If you’ve followed this blog at all, you’ve come across the terms “pāhoehoe” and “a’a.” They’re Hawaiian words borrowed by volcanologists as technical terms for different types of lava. How can you tell which is which?
When I visited in 1986, the joke was that “a’a” is the noise you make when you walk on it, because it’s prickly, and “pāhoehoe” is the smooth stuff. But that’s oversimplified, and it confused me. Some of the old pāhoehoe flows we hiked on near Mauna Ulu seemed pretty bumpy to me.
Pāhoehoe lava is runny, faster-moving, and often described as “ropey.” It’s pretty obvious when it’s spilling into a crater or running swiftly in a river. Sometimes it has ripple marks. At other times, the leading edge slows down and turns blobby. Here’s an excellent USGS video of a pahoehoe front in night and day, May 24-25:
Pāhoehoe moves forward by inflating lobes of lava with fresh new lava from within.

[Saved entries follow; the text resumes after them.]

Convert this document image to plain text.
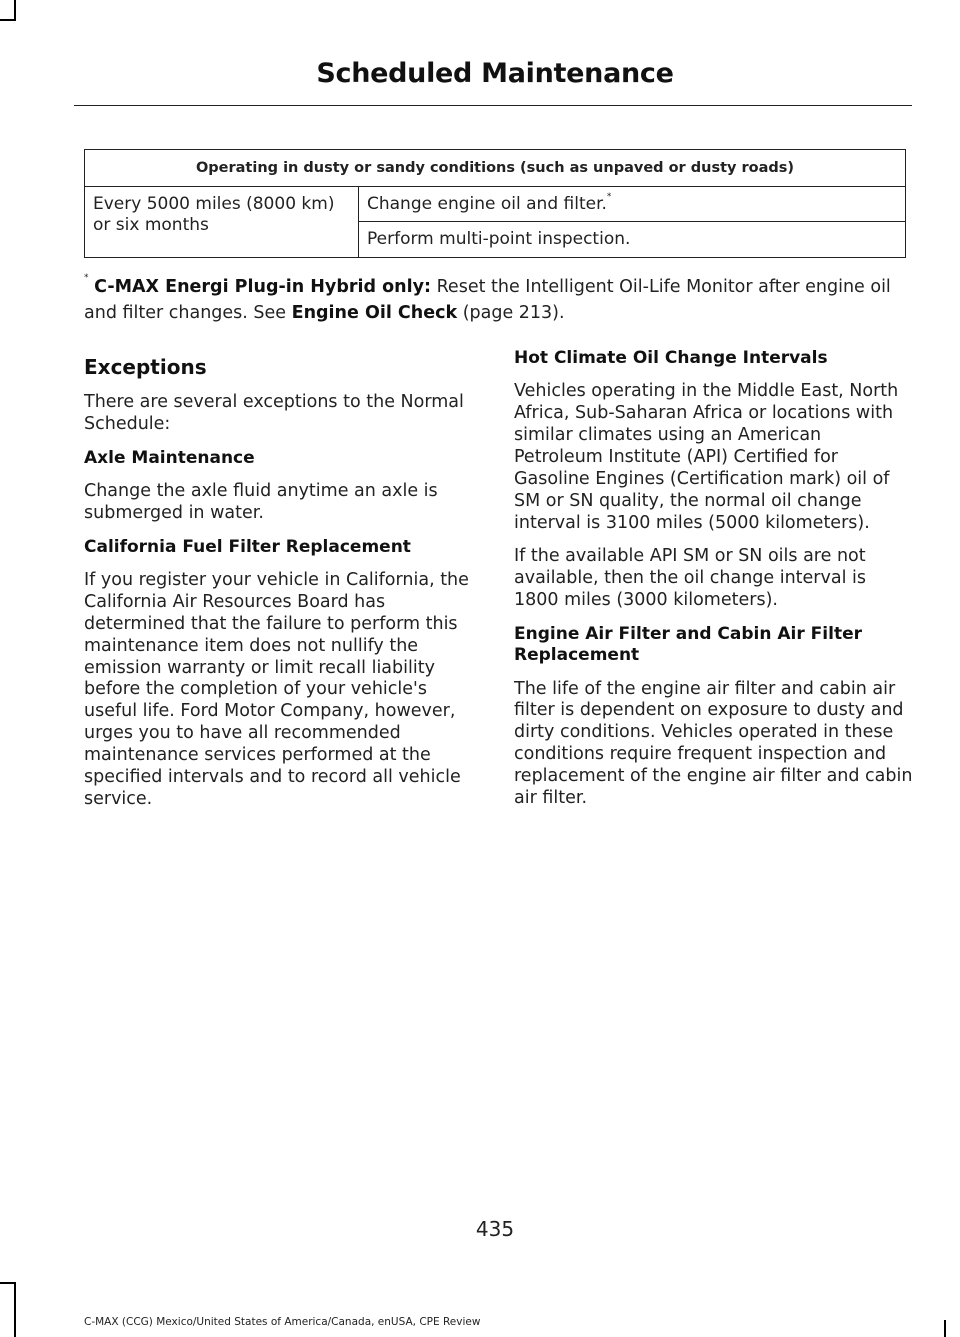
Scheduled Maintenance
Operating in dusty or sandy conditions (such as unpaved or dusty roads)
Every 5000 miles (8000 km) or six months	Change engine oil and filter.*
Perform multi-point inspection.
* C-MAX Energi Plug-in Hybrid only: Reset the Intelligent Oil-Life Monitor after engine oil and filter changes. See Engine Oil Check (page 213).
Exceptions

There are several exceptions to the Normal Schedule:

Axle Maintenance

Change the axle fluid anytime an axle is submerged in water.

California Fuel Filter Replacement

If you register your vehicle in California, the California Air Resources Board has determined that the failure to perform this maintenance item does not nullify the emission warranty or limit recall liability before the completion of your vehicle's useful life. Ford Motor Company, however, urges you to have all recommended maintenance services performed at the specified intervals and to record all vehicle service.

Hot Climate Oil Change Intervals

Vehicles operating in the Middle East, North Africa, Sub-Saharan Africa or locations with similar climates using an American Petroleum Institute (API) Certified for Gasoline Engines (Certification mark) oil of SM or SN quality, the normal oil change interval is 3100 miles (5000 kilometers).

If the available API SM or SN oils are not available, then the oil change interval is 1800 miles (3000 kilometers).

Engine Air Filter and Cabin Air Filter Replacement

The life of the engine air filter and cabin air filter is dependent on exposure to dusty and dirty conditions. Vehicles operated in these conditions require frequent inspection and replacement of the engine air filter and cabin air filter.

435
C-MAX (CCG) Mexico/United States of America/Canada, enUSA, CPE Review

Then there’s a’a lava: a crumbly, chunky mass of what looks like a heap of rocks and gravel and dirt, except it’s red-hot under the outer skin. It moves like a horizontal landslide in slow motion, bulldozing everything in its path:
It advances mostly by chunks tumbling forward off the front.

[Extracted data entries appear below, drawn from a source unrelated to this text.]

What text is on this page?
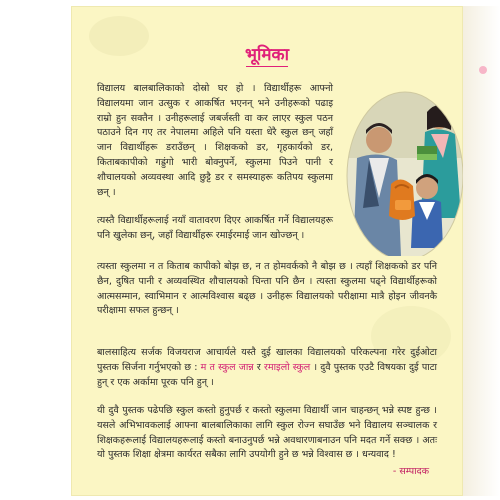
भूमिका

विद्यालय बालबालिकाको दोस्रो घर हो । विद्यार्थीहरू आफ्नो विद्यालयमा जान उत्सुक र आकर्षित भएनन् भने उनीहरूको पढाइ राम्रो हुन सक्तैन । उनीहरूलाई जबर्जस्ती वा कर लाएर स्कुल पठन पठाउने दिन गए तर नेपालमा अहिले पनि यस्ता धेरै स्कुल छन् जहाँ जान विद्यार्थीहरू डराउँछन् । शिक्षकको डर, गृहकार्यको डर, किताबकापीको गह्रुंगो भारी बोक्नुपर्ने, स्कुलमा पिउने पानी र शौचालयको अव्यवस्था आदि छुट्टै डर र समस्याहरू कतिपय स्कुलमा छन् ।

त्यस्तै विद्यार्थीहरूलाई नयाँ वातावरण दिएर आकर्षित गर्ने विद्यालयहरू पनि खुलेका छन्, जहाँ विद्यार्थीहरू रमाईरमाई जान खोज्छन् ।

त्यस्ता स्कुलमा न त किताब कापीको बोझ छ, न त होमवर्कको नै बोझ छ । त्यहाँ शिक्षकको डर पनि छैन, दुषित पानी र अव्यवस्थित शौचालयको चिन्ता पनि छैन । त्यस्ता स्कुलमा पढ्ने विद्यार्थीहरूको आत्मसम्मान, स्वाभिमान र आत्मविश्वास बढ्छ । उनीहरू विद्यालयको परीक्षामा मात्रै होइन जीवनकै परीक्षामा सफल हुन्छन् ।

बालसाहित्य सर्जक विजयराज आचार्यले यस्तै दुई खालका विद्यालयको परिकल्पना गरेर दुईओटा पुस्तक सिर्जना गर्नुभएको छ : म त स्कुल जान्न र रमाइलो स्कुल । दुवै पुस्तक एउटै विषयका दुई पाटा हुन् र एक अर्कामा पूरक पनि हुन् ।

यी दुवै पुस्तक पढेपछि स्कुल कस्तो हुनुपर्छ र कस्तो स्कुलमा विद्यार्थी जान चाहन्छन् भन्ने स्पष्ट हुन्छ । यसले अभिभावकलाई आफ्ना बालबालिकाका लागि स्कुल रोज्न सघाउँछ भने विद्यालय सञ्चालक र शिक्षकहरूलाई विद्यालयहरूलाई कस्तो बनाउनुपर्छ भन्ने अवधारणाबनाउन पनि मदत गर्ने सक्छ । अतः यो पुस्तक शिक्षा क्षेत्रमा कार्यरत सबैका लागि उपयोगी हुने छ भन्ने विश्वास छ । धन्यवाद !

- सम्पादक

A’a is usually quite slow. You can outwalk it. In fact, you’d usually have time to pack a small suitcase if it showed up at the end of your street. Whereas when pāhoehoe flows downhill or becomes “channelized,” making itself a smooth chute, you can’t outrun it:
Both kind of lava make crinkly noises, but I think of a’a as “clinkity clankity” lava, whereas pāhoehoe tends to slither.